While Chiwaya, who has been vending for 14 years, says “I do not have any knowledge on fire insurance, I’m blank on that.”
“I am only aware of motor vehicle insurances because of traffic police who enforce it, but fire policies, no, no.”
President of the Northern Region Vendors Association, Stanley Simbeye, has a different opinion.
He says government through local councils should consider covering markets for traders not to feel the impact in case of an event such as fire.
Simbeye singles out other African markets that have gone the insurance way.
“I have been to Kariakoo Market in Tanzania, Lusaka in Zambia and Mpezanamo in Zimbabwe. These markets’ traders are insured,” he said, a claim Business Nation did not substantiate.
As lack of knowledge takes centre stage, does the blame rests solely on vendors?
President of the Insurance Association of Malawi, an umbrella body for general insurance companies, Dorothy Chapeyama, says it is the role of the organisation to sensitise market traders and the public on the benefits of insurance.
She says the major factor affecting the insurance industry is not only lack of knowledge but also economic hardships.

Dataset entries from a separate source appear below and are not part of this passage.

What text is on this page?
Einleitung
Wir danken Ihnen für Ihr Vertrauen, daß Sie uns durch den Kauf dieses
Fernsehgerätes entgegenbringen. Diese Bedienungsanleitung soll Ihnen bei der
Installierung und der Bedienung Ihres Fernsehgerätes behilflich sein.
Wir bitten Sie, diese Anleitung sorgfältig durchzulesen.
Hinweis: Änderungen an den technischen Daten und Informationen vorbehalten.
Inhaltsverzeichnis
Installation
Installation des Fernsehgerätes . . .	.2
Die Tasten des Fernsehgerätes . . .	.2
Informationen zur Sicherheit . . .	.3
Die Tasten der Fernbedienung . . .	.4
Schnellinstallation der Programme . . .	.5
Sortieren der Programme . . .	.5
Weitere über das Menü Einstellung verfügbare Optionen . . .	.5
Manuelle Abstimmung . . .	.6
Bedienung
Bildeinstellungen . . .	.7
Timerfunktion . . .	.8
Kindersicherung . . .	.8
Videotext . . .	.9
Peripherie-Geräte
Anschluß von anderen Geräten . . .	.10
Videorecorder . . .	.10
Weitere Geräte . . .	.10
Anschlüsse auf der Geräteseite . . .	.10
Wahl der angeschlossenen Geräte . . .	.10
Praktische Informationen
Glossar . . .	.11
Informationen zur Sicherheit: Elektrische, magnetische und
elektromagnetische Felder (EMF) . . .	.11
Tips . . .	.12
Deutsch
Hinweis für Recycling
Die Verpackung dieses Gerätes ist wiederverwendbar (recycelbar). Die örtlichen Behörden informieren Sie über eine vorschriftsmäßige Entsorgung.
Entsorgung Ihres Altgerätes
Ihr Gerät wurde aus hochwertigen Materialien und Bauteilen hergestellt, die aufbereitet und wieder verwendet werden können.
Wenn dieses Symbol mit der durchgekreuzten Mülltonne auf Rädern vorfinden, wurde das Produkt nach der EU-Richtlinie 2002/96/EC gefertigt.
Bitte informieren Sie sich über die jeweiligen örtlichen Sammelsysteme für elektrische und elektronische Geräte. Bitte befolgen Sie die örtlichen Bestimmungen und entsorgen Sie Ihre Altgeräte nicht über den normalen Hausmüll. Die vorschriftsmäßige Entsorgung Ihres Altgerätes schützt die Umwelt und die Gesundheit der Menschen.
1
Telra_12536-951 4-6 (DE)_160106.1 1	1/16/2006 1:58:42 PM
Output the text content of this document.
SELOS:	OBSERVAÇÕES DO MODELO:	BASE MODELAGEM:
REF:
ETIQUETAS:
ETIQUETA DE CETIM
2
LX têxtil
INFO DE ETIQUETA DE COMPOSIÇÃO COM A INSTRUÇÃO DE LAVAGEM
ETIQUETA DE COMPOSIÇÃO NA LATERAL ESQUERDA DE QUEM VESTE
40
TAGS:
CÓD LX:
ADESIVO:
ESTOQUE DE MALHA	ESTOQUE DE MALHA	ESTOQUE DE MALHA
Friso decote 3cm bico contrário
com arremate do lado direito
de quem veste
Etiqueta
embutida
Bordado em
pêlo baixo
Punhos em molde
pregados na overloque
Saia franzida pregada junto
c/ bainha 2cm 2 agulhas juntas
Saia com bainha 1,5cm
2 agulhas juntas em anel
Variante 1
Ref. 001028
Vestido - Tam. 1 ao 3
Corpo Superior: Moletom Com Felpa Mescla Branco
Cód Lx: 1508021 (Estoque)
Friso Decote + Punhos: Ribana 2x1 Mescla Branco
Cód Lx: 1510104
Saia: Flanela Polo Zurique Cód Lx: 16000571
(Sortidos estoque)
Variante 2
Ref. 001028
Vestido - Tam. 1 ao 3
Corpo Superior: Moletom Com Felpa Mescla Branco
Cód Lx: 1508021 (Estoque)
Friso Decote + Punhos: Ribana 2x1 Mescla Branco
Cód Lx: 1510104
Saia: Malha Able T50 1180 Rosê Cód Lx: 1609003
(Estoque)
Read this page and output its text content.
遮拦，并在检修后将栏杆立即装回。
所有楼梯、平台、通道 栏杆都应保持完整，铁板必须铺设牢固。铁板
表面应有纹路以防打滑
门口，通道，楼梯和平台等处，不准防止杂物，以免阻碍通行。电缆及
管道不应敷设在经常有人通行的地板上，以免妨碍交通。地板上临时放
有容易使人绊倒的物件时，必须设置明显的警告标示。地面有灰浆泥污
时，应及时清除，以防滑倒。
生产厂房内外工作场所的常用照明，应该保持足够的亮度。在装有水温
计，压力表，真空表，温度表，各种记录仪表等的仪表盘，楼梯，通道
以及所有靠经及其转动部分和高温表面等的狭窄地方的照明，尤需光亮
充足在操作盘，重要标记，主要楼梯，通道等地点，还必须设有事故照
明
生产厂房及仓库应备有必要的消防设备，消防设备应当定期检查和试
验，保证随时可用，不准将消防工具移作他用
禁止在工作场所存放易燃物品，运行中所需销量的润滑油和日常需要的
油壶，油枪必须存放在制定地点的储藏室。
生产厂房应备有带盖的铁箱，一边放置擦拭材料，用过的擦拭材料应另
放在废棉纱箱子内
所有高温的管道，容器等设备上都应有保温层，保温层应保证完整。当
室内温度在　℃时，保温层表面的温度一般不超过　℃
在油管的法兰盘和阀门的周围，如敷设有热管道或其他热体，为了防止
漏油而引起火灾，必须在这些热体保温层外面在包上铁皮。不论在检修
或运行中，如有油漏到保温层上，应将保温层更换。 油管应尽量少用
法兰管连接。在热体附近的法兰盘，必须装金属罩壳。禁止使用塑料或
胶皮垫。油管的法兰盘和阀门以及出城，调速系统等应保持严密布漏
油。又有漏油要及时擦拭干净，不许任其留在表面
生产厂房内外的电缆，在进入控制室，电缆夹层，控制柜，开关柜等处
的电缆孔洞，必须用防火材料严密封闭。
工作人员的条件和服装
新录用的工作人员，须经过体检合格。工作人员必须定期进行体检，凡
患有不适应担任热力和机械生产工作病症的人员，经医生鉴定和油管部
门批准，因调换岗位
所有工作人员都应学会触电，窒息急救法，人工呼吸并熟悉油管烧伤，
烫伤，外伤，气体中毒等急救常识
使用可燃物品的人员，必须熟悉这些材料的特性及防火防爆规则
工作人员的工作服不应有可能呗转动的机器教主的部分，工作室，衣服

“Mostly insurance is the least to be considered when things are all good,” says Chapeyama.
Asked on the efforts they have put in place to create awareness, Chapeyama says her association was part of the financial literacy week that took place late last year in Blantyre in which they talked about fire policy.
She further says premiums are lower than what is paid in an event.
“The problem is that people appreciate insurance policies when something negative happens,” narrates Chapeyama.
Concurring with Chapeyama, Chiwaya says “you indeed realise the importance of certain things after learning it the hard way; now I know the value of fire insurance.”
The Finscope Consumer Survey Malawi 2014 report shows that the insurance sector is small in the country.
The survey indicates that insurance products largely target the needs of those who are on salaries, with disposable incomes and higher levels of education.
According to the report, 97.8 percent of adults or 18 years and above do not have any kind of financial product covering risk.
It says only 2.2 percent (about 171 000 people) have some financial products covering defined risks.
Although the report says the absolute number increased slightly by about 8 000 individuals, the proportion of the adult population that have insurance decreased slightly from 2.7 percent to 2.2 percent due to population growth.
It points the drivers as life, motor vehicle and medical insurance while the barriers to the uptake of cover are lack of awareness and affordability.
As it is, it remains indisputable fact that market fires are devastating and snatching livelihoods and hard earned capital.